Project Summary/Abstract Low oxygen (hypoxic) environments are known to be important for maintaining the small number of adult stem cells in the human body, such as in bone marrow. These conditions are also believed to enable dormant cancer cells to survive and metastasize years or decades after the original tumor has been destroyed and the reason why bone marrow is one of the most common sites of cancer metastasis. Understanding of these conditions can drive the development of 3D cellular scaffolds for growing stem cells ex vivo, thus reducing the burden on requiring bone marrow transplants, and for developing therapeutics that prevent cancer relapse. This project proposes to develop the first quantitative oxygen tomographic imaging system called BONES (Bio-tissue Oxygenation Nanophosphor Enabled Sensing) to address the critical need for high resolution imaging of oxygen concentrations in hypoxic (low oxygen) tissues such as bone marrow. The technique is based on developments in x-ray luminescence computed tomography, an emerging molecular imaging technique capable of achieving cellular level resolution and high sensitivities. The approach uses x-rays to excite oxygen-sensitive nanophosphors that emit near-infrared photons to finally enable 3D oxygen measurements in deep bone marrow. Because the technique requires a multidisciplinary team with x-ray expertise, nanophosphor expertise, near-infrared detection expertise, and algorithms for quantifying the concentrations and minimizing dose, this STTR fast-track proposal involves several institutions with deep expertise in their respective domains. The proposed Phase I 6-month project is a proof-of- principle demonstration of a breadboard system used on nanophosphors in low oxygen solutions and embedded in bone.
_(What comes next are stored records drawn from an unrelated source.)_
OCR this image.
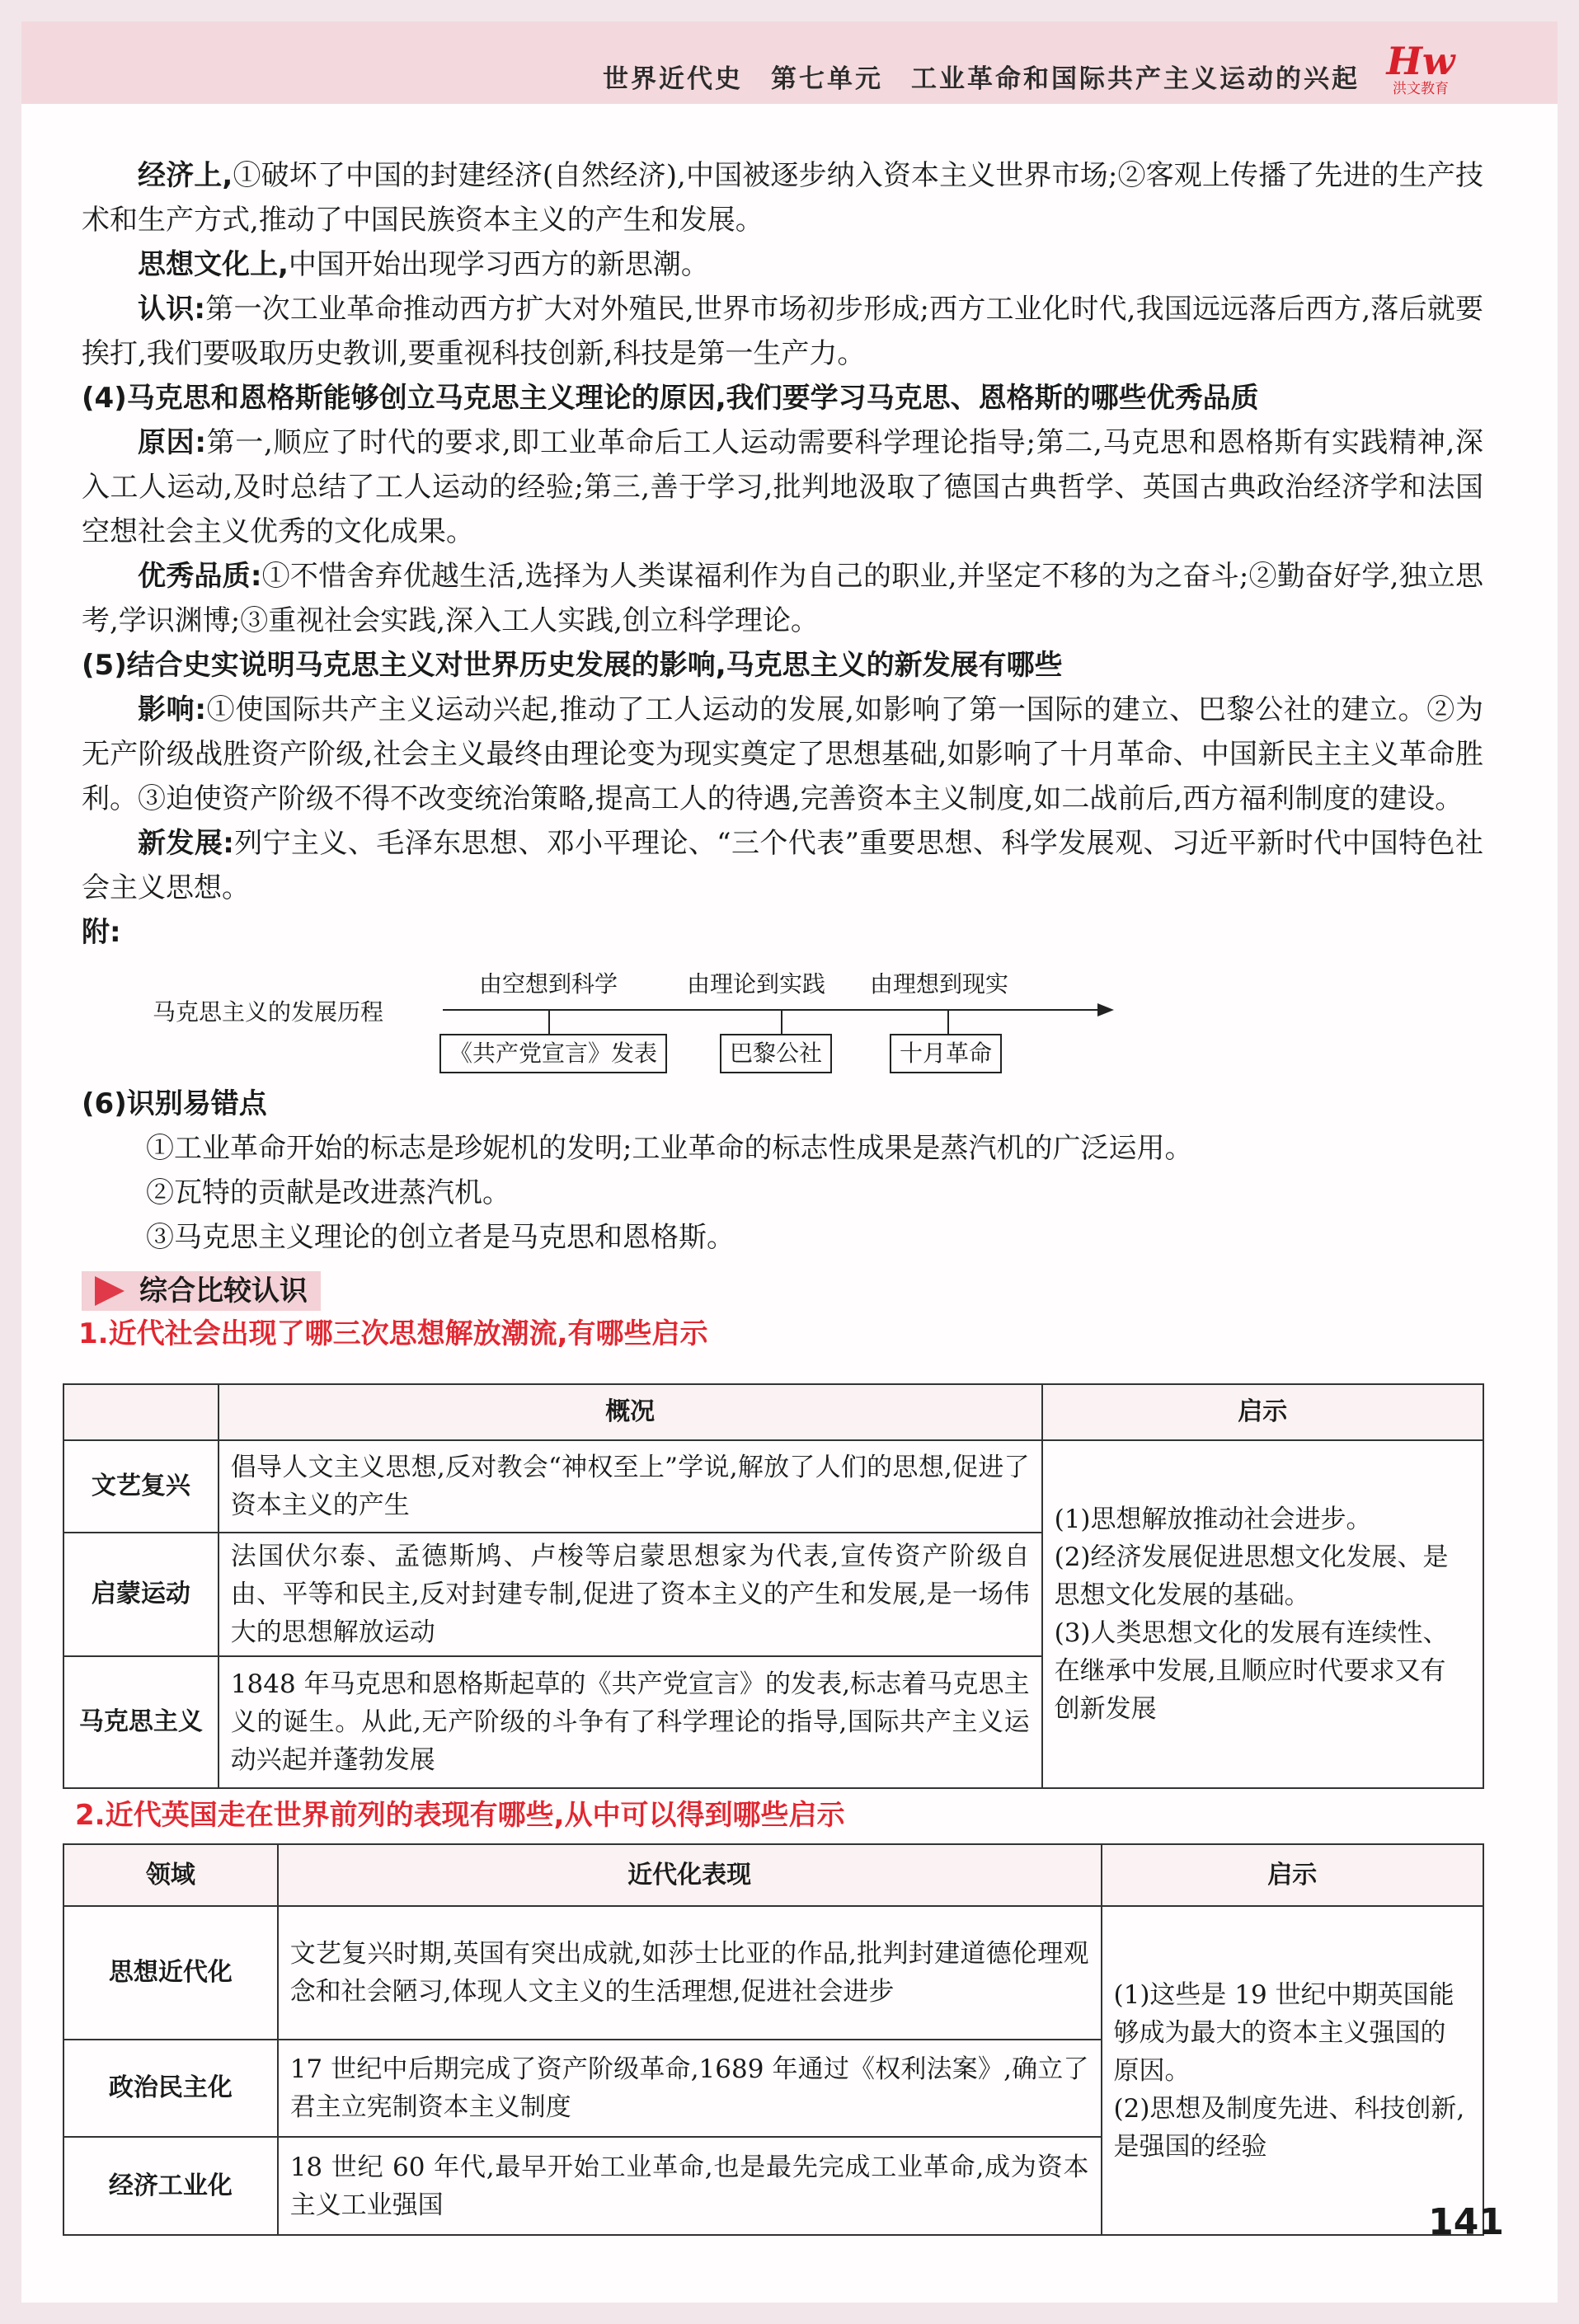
世界近代史　第七单元　工业革命和国际共产主义运动的兴起 Hw
洪文教育

经济上,①破坏了中国的封建经济(自然经济),中国被逐步纳入资本主义世界市场;②客观上传播了先进的生产技术和生产方式,推动了中国民族资本主义的产生和发展。

思想文化上,中国开始出现学习西方的新思潮。

认识:第一次工业革命推动西方扩大对外殖民,世界市场初步形成;西方工业化时代,我国远远落后西方,落后就要挨打,我们要吸取历史教训,要重视科技创新,科技是第一生产力。

(4)马克思和恩格斯能够创立马克思主义理论的原因,我们要学习马克思、恩格斯的哪些优秀品质

原因:第一,顺应了时代的要求,即工业革命后工人运动需要科学理论指导;第二,马克思和恩格斯有实践精神,深入工人运动,及时总结了工人运动的经验;第三,善于学习,批判地汲取了德国古典哲学、英国古典政治经济学和法国空想社会主义优秀的文化成果。

优秀品质:①不惜舍弃优越生活,选择为人类谋福利作为自己的职业,并坚定不移的为之奋斗;②勤奋好学,独立思考,学识渊博;③重视社会实践,深入工人实践,创立科学理论。

(5)结合史实说明马克思主义对世界历史发展的影响,马克思主义的新发展有哪些

影响:①使国际共产主义运动兴起,推动了工人运动的发展,如影响了第一国际的建立、巴黎公社的建立。②为无产阶级战胜资产阶级,社会主义最终由理论变为现实奠定了思想基础,如影响了十月革命、中国新民主主义革命胜利。③迫使资产阶级不得不改变统治策略,提高工人的待遇,完善资本主义制度,如二战前后,西方福利制度的建设。

新发展:列宁主义、毛泽东思想、邓小平理论、“三个代表”重要思想、科学发展观、习近平新时代中国特色社会主义思想。

附:

马克思主义的发展历程
由空想到科学	由理论到实践 由理想到现实
《共产党宣言》发表	巴黎公社	十月革命

(6)识别易错点

①工业革命开始的标志是珍妮机的发明;工业革命的标志性成果是蒸汽机的广泛运用。

②瓦特的贡献是改进蒸汽机。

③马克思主义理论的创立者是马克思和恩格斯。

综合比较认识

1.近代社会出现了哪三次思想解放潮流,有哪些启示

	概况	启示
文艺复兴	倡导人文主义思想,反对教会“神权至上”学说,解放了人们的思想,促进了资本主义的产生	(1)思想解放推动社会进步。
(2)经济发展促进思想文化发展、是思想文化发展的基础。
(3)人类思想文化的发展有连续性、在继承中发展,且顺应时代要求又有创新发展

启蒙运动	法国伏尔泰、孟德斯鸠、卢梭等启蒙思想家为代表,宣传资产阶级自由、平等和民主,反对封建专制,促进了资本主义的产生和发展,是一场伟大的思想解放运动	
马克思主义	1848 年马克思和恩格斯起草的《共产党宣言》的发表,标志着马克思主义的诞生。从此,无产阶级的斗争有了科学理论的指导,国际共产主义运动兴起并蓬勃发展	

2.近代英国走在世界前列的表现有哪些,从中可以得到哪些启示

领域	近代化表现	启示
思想近代化	文艺复兴时期,英国有突出成就,如莎士比亚的作品,批判封建道德伦理观念和社会陋习,体现人文主义的生活理想,促进社会进步	(1)这些是 19 世纪中期英国能够成为最大的资本主义强国的原因。
(2)思想及制度先进、科技创新,是强国的经验

政治民主化	17 世纪中后期完成了资产阶级革命,1689 年通过《权利法案》,确立了君主立宪制资本主义制度	
经济工业化	18 世纪 60 年代,最早开始工业革命,也是最先完成工业革命,成为资本主义工业强国		141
The proposed Phase II 24-month project is to develop a complete prototype system and experimentally verify its performance.
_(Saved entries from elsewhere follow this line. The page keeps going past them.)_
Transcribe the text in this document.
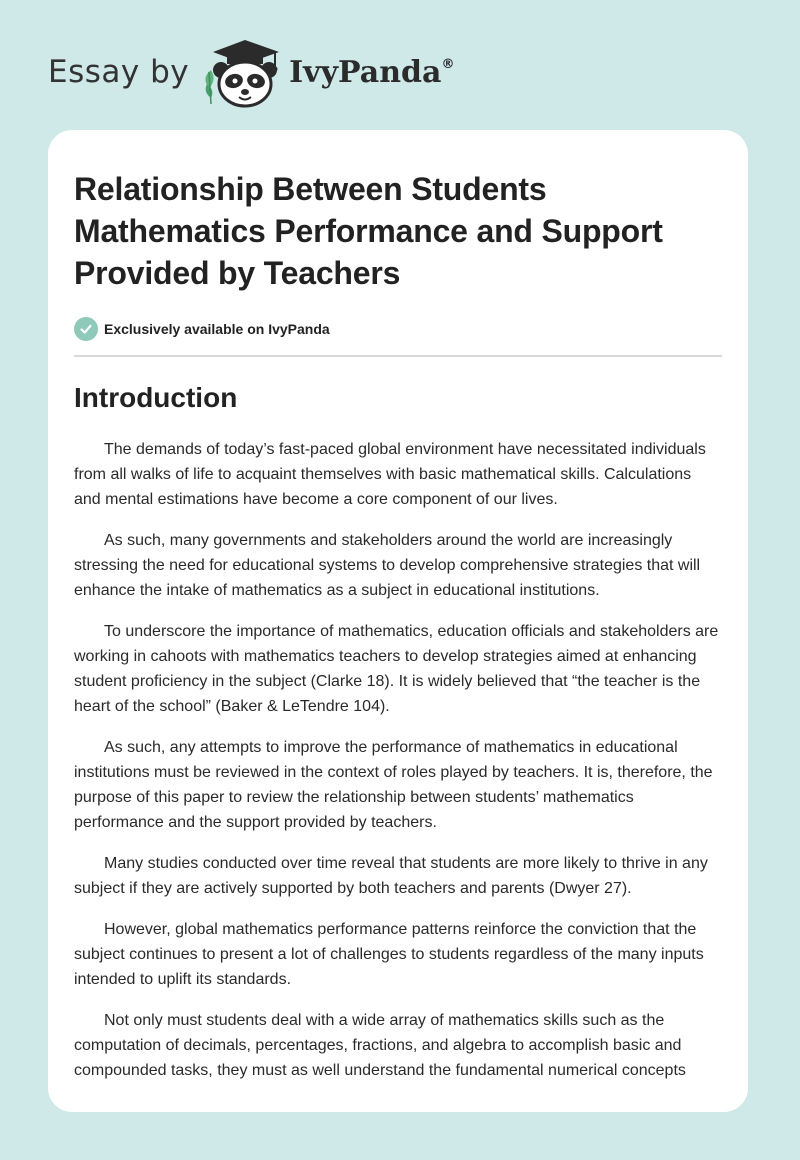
Essay by	IvyPanda®
Relationship Between Students Mathematics Performance and Support Provided by Teachers
Exclusively available on IvyPanda
Introduction

The demands of today’s fast-paced global environment have necessitated individuals from all walks of life to acquaint themselves with basic mathematical skills. Calculations and mental estimations have become a core component of our lives.

As such, many governments and stakeholders around the world are increasingly stressing the need for educational systems to develop comprehensive strategies that will enhance the intake of mathematics as a subject in educational institutions.

To underscore the importance of mathematics, education officials and stakeholders are working in cahoots with mathematics teachers to develop strategies aimed at enhancing student proficiency in the subject (Clarke 18). It is widely believed that “the teacher is the heart of the school” (Baker & LeTendre 104).

As such, any attempts to improve the performance of mathematics in educational institutions must be reviewed in the context of roles played by teachers. It is, therefore, the purpose of this paper to review the relationship between students’ mathematics performance and the support provided by teachers.

Many studies conducted over time reveal that students are more likely to thrive in any subject if they are actively supported by both teachers and parents (Dwyer 27).

However, global mathematics performance patterns reinforce the conviction that the subject continues to present a lot of challenges to students regardless of the many inputs intended to uplift its standards.

Not only must students deal with a wide array of mathematics skills such as the computation of decimals, percentages, fractions, and algebra to accomplish basic and compounded tasks, they must as well understand the fundamental numerical concepts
项目总结/摘要 已知低氧（缺氧）环境对于维持小的 人体内的成体干细胞数量，如骨髓。这些条件 也被认为使休眠的癌细胞在数年或数十年后存活并转移 原来的肿瘤已经被破坏，骨髓是最重要的原因之一， 癌症转移的常见部位。了解这些条件可以推动 开发用于离体生长干细胞的3D细胞支架，从而减轻 需要骨髓移植，以及开发预防癌症复发的治疗方法。 该项目拟开发第一个定量氧断层成像系统 名为BONES（生物组织氧合纳米荧光启用传感），以解决关键的 需要低氧（低氧）组织中氧浓度的高分辨率成像 骨髓。该技术是基于X射线发光计算的发展 断层扫描，一种新兴的分子成像技术，能够实现细胞水平 分辨率和高灵敏度。该方法使用x射线激发氧敏感 发射近红外光子的纳米荧光粉，最终实现3D氧气测量， 深入骨髓 由于这项技术需要一个具有x射线专业知识的多学科团队， 专业知识，近红外检测专业知识和量化浓度的算法 和最大限度地减少剂量，这个STTR快速通道建议涉及几个机构， 在各自领域的专业知识。第一阶段为期6个月的项目是一个证明- 一种用于低氧环境下纳米荧光粉的试验板系统的原理演示 溶液并嵌入骨中。建议的第二阶段24个月项目是开发一个 完成了原型系统，并通过实验验证了其性能。